The Reynolds defence, which was created around 10 years ago, permits publishers to escape liability for publishing false and defamatory material if they can persuade the court that it constituted “responsible journalism”.
At the original trial last October Mr Justice Tugendhat held that the Reynolds defence could have been invoked prior to Flood being investigated and exonerated by the Independent Police Complaints Commission but that thereafter the online edition should have been amended to reflect the facts.
Both The Times, led by Brett, and Flood appealed the ruling.
What happened next, comments one source, was a “spectacular own goal for The Times”.
Presiding over the case in the Court of Appeal the Master of the Rolls Lord Neuberger ruled that Tugendhat J was right to say the online version should have been amended.
However, he ruled against the newspaper on the issue of privilege.
Neuberger MR concluded: “Of course, it will add something to the substance and newsworthiness of the story that the police are investigating the claimant, but it seems to me that it would be tipping the scales too far in favour of the media to hold that not only the name of the claimant, but the details of the allegations against him, can normally be published as part of a story.”
Now newspaper lawyers are up in arms because, they argue, the scales of justice have been tipped away from them, putting power into the hands of the claimants.

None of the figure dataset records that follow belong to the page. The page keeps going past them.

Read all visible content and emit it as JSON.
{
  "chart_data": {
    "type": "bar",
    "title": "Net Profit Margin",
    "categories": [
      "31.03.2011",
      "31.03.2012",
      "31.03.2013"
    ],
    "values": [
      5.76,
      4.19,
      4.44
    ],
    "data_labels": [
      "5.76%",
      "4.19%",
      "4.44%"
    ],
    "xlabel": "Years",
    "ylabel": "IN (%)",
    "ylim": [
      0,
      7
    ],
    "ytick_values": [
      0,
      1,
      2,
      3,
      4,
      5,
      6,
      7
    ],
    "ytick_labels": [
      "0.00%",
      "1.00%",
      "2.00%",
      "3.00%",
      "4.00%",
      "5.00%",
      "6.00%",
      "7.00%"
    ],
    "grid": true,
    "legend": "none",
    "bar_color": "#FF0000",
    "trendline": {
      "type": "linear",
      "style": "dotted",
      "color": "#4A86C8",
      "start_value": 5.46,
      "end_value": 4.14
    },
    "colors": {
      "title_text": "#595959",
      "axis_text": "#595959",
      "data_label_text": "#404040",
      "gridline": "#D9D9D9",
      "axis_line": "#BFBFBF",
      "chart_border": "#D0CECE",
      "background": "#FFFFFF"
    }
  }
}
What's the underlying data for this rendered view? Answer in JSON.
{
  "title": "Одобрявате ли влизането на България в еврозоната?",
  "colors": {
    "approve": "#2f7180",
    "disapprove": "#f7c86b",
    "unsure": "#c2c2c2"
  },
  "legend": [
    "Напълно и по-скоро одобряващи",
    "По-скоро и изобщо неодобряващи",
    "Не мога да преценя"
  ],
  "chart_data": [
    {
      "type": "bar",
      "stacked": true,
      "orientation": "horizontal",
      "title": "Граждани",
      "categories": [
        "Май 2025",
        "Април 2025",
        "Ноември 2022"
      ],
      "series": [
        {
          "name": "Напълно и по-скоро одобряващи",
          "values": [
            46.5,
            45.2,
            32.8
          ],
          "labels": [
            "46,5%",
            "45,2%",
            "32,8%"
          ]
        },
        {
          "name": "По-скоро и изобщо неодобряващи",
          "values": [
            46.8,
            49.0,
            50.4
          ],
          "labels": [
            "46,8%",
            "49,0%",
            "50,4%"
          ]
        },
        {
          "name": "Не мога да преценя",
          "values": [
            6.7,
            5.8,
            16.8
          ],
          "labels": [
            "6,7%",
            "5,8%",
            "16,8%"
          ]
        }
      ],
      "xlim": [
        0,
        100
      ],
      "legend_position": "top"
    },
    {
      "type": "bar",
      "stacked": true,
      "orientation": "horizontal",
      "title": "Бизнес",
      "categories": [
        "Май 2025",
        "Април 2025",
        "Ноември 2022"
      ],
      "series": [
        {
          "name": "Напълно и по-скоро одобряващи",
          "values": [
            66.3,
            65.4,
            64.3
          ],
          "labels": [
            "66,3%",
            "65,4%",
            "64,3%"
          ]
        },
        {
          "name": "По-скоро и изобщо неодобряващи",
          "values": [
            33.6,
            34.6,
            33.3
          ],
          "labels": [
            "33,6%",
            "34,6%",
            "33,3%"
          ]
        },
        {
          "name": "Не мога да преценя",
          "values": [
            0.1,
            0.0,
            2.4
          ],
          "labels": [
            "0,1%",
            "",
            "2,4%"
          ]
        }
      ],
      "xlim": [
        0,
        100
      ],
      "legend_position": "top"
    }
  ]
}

The case is expected to cost the newspaper more than £1m.
With high costs for a unfavourable outcome, it is not difficult to see why the gossip mongers of Fleet Street have come to the conclusion that Brett was dismissed.
It may not be the most glittering end to his long career, but it is worth remembering that Brett has done a lot to service free speech in the UK.
Calls to The Times for comment were not returned.